Evet, yazımıza ''Allah'ın Kızı'' Başlığını koysam da önce Yanık Ömer ile başlayacağım.

Atatürk'ün en sevdiği şarkılardan biri olan ''Yanık Ömer'' Şarkısının sözleri şöyledir:

Yanık Ömer, her savaştan bir yara taşıyor
Yanık Ömer, yiğit Ömer, övünmeden yaşıyor
Kurtuluş savaşında, yirmi sekiz yaşında
Mangasının başında, taşıyor
Yanık Ömer, yiğit Ömer siperleri aşıyor

Savaş biter, Yanık Ömer, köye döner
Köylü bütün bayram eder
Yanık Ömer kutlanır
Nişanlısı mutlulanır
Hey, Yanık Ömer, attan iner
Pembegül'e bağlar kemer
Köylülere gider haber
Düğüne, düğüne

Eline kına yakar, başına teller takar
Belinde altın kemer, öyle alana çıkar
Heey
Pembegül, allanır, pullanır
Yanık Ömer'in köyüne düğün alayı yollanır.

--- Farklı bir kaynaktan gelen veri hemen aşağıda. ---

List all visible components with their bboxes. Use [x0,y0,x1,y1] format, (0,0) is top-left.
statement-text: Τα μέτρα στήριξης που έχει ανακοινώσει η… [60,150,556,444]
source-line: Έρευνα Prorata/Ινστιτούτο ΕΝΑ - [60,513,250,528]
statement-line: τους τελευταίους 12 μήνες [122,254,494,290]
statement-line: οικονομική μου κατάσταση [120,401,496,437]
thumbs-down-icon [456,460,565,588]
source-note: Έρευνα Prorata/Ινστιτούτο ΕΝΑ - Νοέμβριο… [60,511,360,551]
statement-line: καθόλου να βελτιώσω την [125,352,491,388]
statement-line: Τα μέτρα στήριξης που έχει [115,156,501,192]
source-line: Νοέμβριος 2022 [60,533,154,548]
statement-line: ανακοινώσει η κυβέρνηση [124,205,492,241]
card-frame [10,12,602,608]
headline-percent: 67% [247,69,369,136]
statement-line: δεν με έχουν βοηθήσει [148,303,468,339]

Peki bu şarkının sözleri ve bestesi kime aittir?

Şarkının sözleri de bestesi de Sadettin Kaynak'a aittir.

Yanık Ömer kimdir peki?

Aslında Sadettin Kaynak'ın oğlu Ömer Feyyaz'dır Yanık Ömer...

1931 doğumlu olan Ömer Feyyaz'ın, daha bebekken geçirdiği bir kaza sonunda vücudunda yer yer yanık izleri oluşmuştur. Bu sebeble baba Sadettin Kaynak, oğlu Ömer Feyyaz'ı '' Yanık Ömer'' Diye sever ve avutur.  Bu arada da Rabbimden nasıl bir ilham gelirse Yanık Ömer şarkısının hem sözlerini yazar hem de Hüseyni makamında bir şarkı olarak besteler.

1932 Yılında İstanbul Vali yardımcısı Nuri Bey'in evinde  Mustafa Kemal Atatürk adına verilen bir konserde Safiye Ayla bu eseri ilk kez Mustafa Kemal Atatürk'ün huzurunda okur. ( Daha sonraları da defalarca okumuştur.)

Bu arada Mustafa kemal Atatürk de Hatta Tatyos Efendi’nin hicazkâr bestesi “Mâni Oluyor Hâlimi Takrire Hicabım”ı, söyler. Bu şarkıyı ilk kez Atatürk'ten duyan Safiye Ayla daha sonra bu şarkıyı da repertuvarına ekler.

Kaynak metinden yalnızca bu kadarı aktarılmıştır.